Der deutsche Regisseur kondensiert Beethovens Befreiungsoper auf drei statische Bühnenräume, die in seiner typischen Stilistik streng in Grau, Schwarz und Weiß gehalten sind. Farblos ist die Inszenierung aber keineswegs. Wie bei Stanley Kubricks "2001 - Odyssee im Weltraum" spielt eine schwarze Stele die räumliche Hauptrolle, als Sinnbild für das fatale Schicksal des Menschen.
Auch die anstelle der Rezitative gesetzten Soundcollagen erinnern an György Ligetis "2001"-Soundtrack. Die Entscheidung, auf die Dialogpassagen zu verzichten, erweist sich dabei als goldrichtig, um dem Stück mehr Stringenz zu geben. Und durch Torsten Ottersbergs Klangdesign bleiben die einzelnen Arien so isoliert für sich, dass sie sich mit der Grundintention der Regie decken, die einzelnen Figuren als verloren zu zeigen - im überdimensionierten Raum wie im Leben. Eine Verbindung zwischen den Menschen ist hier nicht mehr möglich, ebenso wenig wie zwischen den Arien.
Poetische Momente wie wandernde Schatten als Dopplung der Hauptfiguren stehen dabei jedoch immer wieder einer schwachen Personenführung gegenüber. Die Idee, Leonore mit einer Gebärdendolmetscherin zu doppeln, überzeugt auch nicht. Das Schlussbild erscheint schließlich im falschen Glanz eines überdimensionalen Kronleuchters, der den trügerischen Optimismus symbolisiert. Und Florestan stirbt.
Trotz seiner Kühle und dem eleganten Minimalismus gibt das Regiekonzept damit Startenor Jonas Kaufmann die Bühne für veritables Sängertheater. Und was soll man zu dem Auftritt des deutschen Startenors sagen? Der 46-Jährige spielt einfach in einer eigenen Liga mit seiner Stimme, die er mit Interpretationskunst zu vereinen weiß - was sich auch wieder beim Florestan, eine seiner Paraderollen, erwies. Adrianne Pieczonkas Leonore fehlt in den dramatische Momenten hingegen etwas die Durchschlagskraft, was sie in den lyrischen Passagen wieder wettmachte.

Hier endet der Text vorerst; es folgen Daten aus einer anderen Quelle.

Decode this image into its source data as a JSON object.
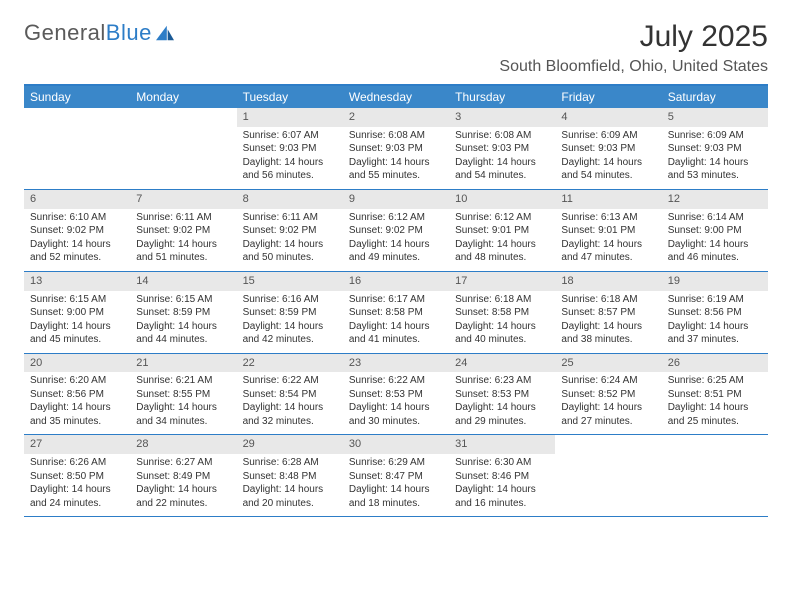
{
  "logo": {
    "text1": "General",
    "text2": "Blue"
  },
  "title": "July 2025",
  "location": "South Bloomfield, Ohio, United States",
  "colors": {
    "header_bg": "#3a87c9",
    "header_text": "#ffffff",
    "border": "#2d7dc7",
    "daynum_bg": "#e8e8e8",
    "text": "#333333",
    "logo_gray": "#5a5a5a",
    "logo_blue": "#2d7dc7"
  },
  "typography": {
    "title_fontsize": 30,
    "location_fontsize": 16,
    "dayheader_fontsize": 12,
    "cell_fontsize": 10,
    "logo_fontsize": 22
  },
  "day_names": [
    "Sunday",
    "Monday",
    "Tuesday",
    "Wednesday",
    "Thursday",
    "Friday",
    "Saturday"
  ],
  "weeks": [
    [
      null,
      null,
      {
        "n": "1",
        "sr": "Sunrise: 6:07 AM",
        "ss": "Sunset: 9:03 PM",
        "dl": "Daylight: 14 hours and 56 minutes."
      },
      {
        "n": "2",
        "sr": "Sunrise: 6:08 AM",
        "ss": "Sunset: 9:03 PM",
        "dl": "Daylight: 14 hours and 55 minutes."
      },
      {
        "n": "3",
        "sr": "Sunrise: 6:08 AM",
        "ss": "Sunset: 9:03 PM",
        "dl": "Daylight: 14 hours and 54 minutes."
      },
      {
        "n": "4",
        "sr": "Sunrise: 6:09 AM",
        "ss": "Sunset: 9:03 PM",
        "dl": "Daylight: 14 hours and 54 minutes."
      },
      {
        "n": "5",
        "sr": "Sunrise: 6:09 AM",
        "ss": "Sunset: 9:03 PM",
        "dl": "Daylight: 14 hours and 53 minutes."
      }
    ],
    [
      {
        "n": "6",
        "sr": "Sunrise: 6:10 AM",
        "ss": "Sunset: 9:02 PM",
        "dl": "Daylight: 14 hours and 52 minutes."
      },
      {
        "n": "7",
        "sr": "Sunrise: 6:11 AM",
        "ss": "Sunset: 9:02 PM",
        "dl": "Daylight: 14 hours and 51 minutes."
      },
      {
        "n": "8",
        "sr": "Sunrise: 6:11 AM",
        "ss": "Sunset: 9:02 PM",
        "dl": "Daylight: 14 hours and 50 minutes."
      },
      {
        "n": "9",
        "sr": "Sunrise: 6:12 AM",
        "ss": "Sunset: 9:02 PM",
        "dl": "Daylight: 14 hours and 49 minutes."
      },
      {
        "n": "10",
        "sr": "Sunrise: 6:12 AM",
        "ss": "Sunset: 9:01 PM",
        "dl": "Daylight: 14 hours and 48 minutes."
      },
      {
        "n": "11",
        "sr": "Sunrise: 6:13 AM",
        "ss": "Sunset: 9:01 PM",
        "dl": "Daylight: 14 hours and 47 minutes."
      },
      {
        "n": "12",
        "sr": "Sunrise: 6:14 AM",
        "ss": "Sunset: 9:00 PM",
        "dl": "Daylight: 14 hours and 46 minutes."
      }
    ],
    [
      {
        "n": "13",
        "sr": "Sunrise: 6:15 AM",
        "ss": "Sunset: 9:00 PM",
        "dl": "Daylight: 14 hours and 45 minutes."
      },
      {
        "n": "14",
        "sr": "Sunrise: 6:15 AM",
        "ss": "Sunset: 8:59 PM",
        "dl": "Daylight: 14 hours and 44 minutes."
      },
      {
        "n": "15",
        "sr": "Sunrise: 6:16 AM",
        "ss": "Sunset: 8:59 PM",
        "dl": "Daylight: 14 hours and 42 minutes."
      },
      {
        "n": "16",
        "sr": "Sunrise: 6:17 AM",
        "ss": "Sunset: 8:58 PM",
        "dl": "Daylight: 14 hours and 41 minutes."
      },
      {
        "n": "17",
        "sr": "Sunrise: 6:18 AM",
        "ss": "Sunset: 8:58 PM",
        "dl": "Daylight: 14 hours and 40 minutes."
      },
      {
        "n": "18",
        "sr": "Sunrise: 6:18 AM",
        "ss": "Sunset: 8:57 PM",
        "dl": "Daylight: 14 hours and 38 minutes."
      },
      {
        "n": "19",
        "sr": "Sunrise: 6:19 AM",
        "ss": "Sunset: 8:56 PM",
        "dl": "Daylight: 14 hours and 37 minutes."
      }
    ],
    [
      {
        "n": "20",
        "sr": "Sunrise: 6:20 AM",
        "ss": "Sunset: 8:56 PM",
        "dl": "Daylight: 14 hours and 35 minutes."
      },
      {
        "n": "21",
        "sr": "Sunrise: 6:21 AM",
        "ss": "Sunset: 8:55 PM",
        "dl": "Daylight: 14 hours and 34 minutes."
      },
      {
        "n": "22",
        "sr": "Sunrise: 6:22 AM",
        "ss": "Sunset: 8:54 PM",
        "dl": "Daylight: 14 hours and 32 minutes."
      },
      {
        "n": "23",
        "sr": "Sunrise: 6:22 AM",
        "ss": "Sunset: 8:53 PM",
        "dl": "Daylight: 14 hours and 30 minutes."
      },
      {
        "n": "24",
        "sr": "Sunrise: 6:23 AM",
        "ss": "Sunset: 8:53 PM",
        "dl": "Daylight: 14 hours and 29 minutes."
      },
      {
        "n": "25",
        "sr": "Sunrise: 6:24 AM",
        "ss": "Sunset: 8:52 PM",
        "dl": "Daylight: 14 hours and 27 minutes."
      },
      {
        "n": "26",
        "sr": "Sunrise: 6:25 AM",
        "ss": "Sunset: 8:51 PM",
        "dl": "Daylight: 14 hours and 25 minutes."
      }
    ],
    [
      {
        "n": "27",
        "sr": "Sunrise: 6:26 AM",
        "ss": "Sunset: 8:50 PM",
        "dl": "Daylight: 14 hours and 24 minutes."
      },
      {
        "n": "28",
        "sr": "Sunrise: 6:27 AM",
        "ss": "Sunset: 8:49 PM",
        "dl": "Daylight: 14 hours and 22 minutes."
      },
      {
        "n": "29",
        "sr": "Sunrise: 6:28 AM",
        "ss": "Sunset: 8:48 PM",
        "dl": "Daylight: 14 hours and 20 minutes."
      },
      {
        "n": "30",
        "sr": "Sunrise: 6:29 AM",
        "ss": "Sunset: 8:47 PM",
        "dl": "Daylight: 14 hours and 18 minutes."
      },
      {
        "n": "31",
        "sr": "Sunrise: 6:30 AM",
        "ss": "Sunset: 8:46 PM",
        "dl": "Daylight: 14 hours and 16 minutes."
      },
      null,
      null
    ]
  ]
}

In seinem Debüt bei den Salzburger Festspielen stach der deutsche Bass Hans-Peter König hervor, dessen Timbre sich sämig wie dunkles Karamell anlässt. Weniger überzeugend sang als Marzelline Olga Bezsmertna, die sich mit den Tiefen müht und das Legato zur Höhe gänzlich vermissen lässt. Tomasz Konieczny ist ein bisweilen überprononcierender, aber grundsolider Don Pizarro.
Die eigentlichen Stars des Abends waren allerdings die Wiener Philharmoniker unter Franz Welser-Möst, der das Orchester zackig und glasklar durch die Beethoven-Partitur führte. Hier ist nichts verschliffen, hingeschludert. Nimmt Welser-Möst bereits in der Ouvertüre die Pausen nicht überbordend, sondern mit Verve, brillierten die Philharmoniker vollends in der 3. Leonoren-Ouvertüre, die der Konvention entsprechend als Zwischenspiel vor dem Schlussbild eingesetzt wurde. Exzessive Tempi und Spielwitz vermischen sich hier mit kühl-schimmerndem Glanz und immer wieder auch großer Zartheit. Dramaturgisch wäre es ungeachtet der musikalischen Brillanz allerdings konsequenter gewesen, auf dieses Zwischenspiel wegen der narrativen Verdichtung zu verzichten.
"Das ist eine schwere Nuss", hatte Claus Guth im Vorfeld gegenüber der APA seine langjährige Skepsis gegenüber einer "Fidelio"-Inszenierung begründet. Geknackt hat er sie in den Augen vieler am Dienstag nicht.
Wer sich persönlich ein Bild des Salzburger "Fidelio" machen möchte und keine Karten mehr für die ausverkauften Vorstellungen bekommen hat, für den sendet am 13. August ORF 2 die Inszenierung ab 20.15 Uhr. Und 3sat zeigt am 22. August ebenfalls ab 20.15 Uhr eine Aufzeichnung.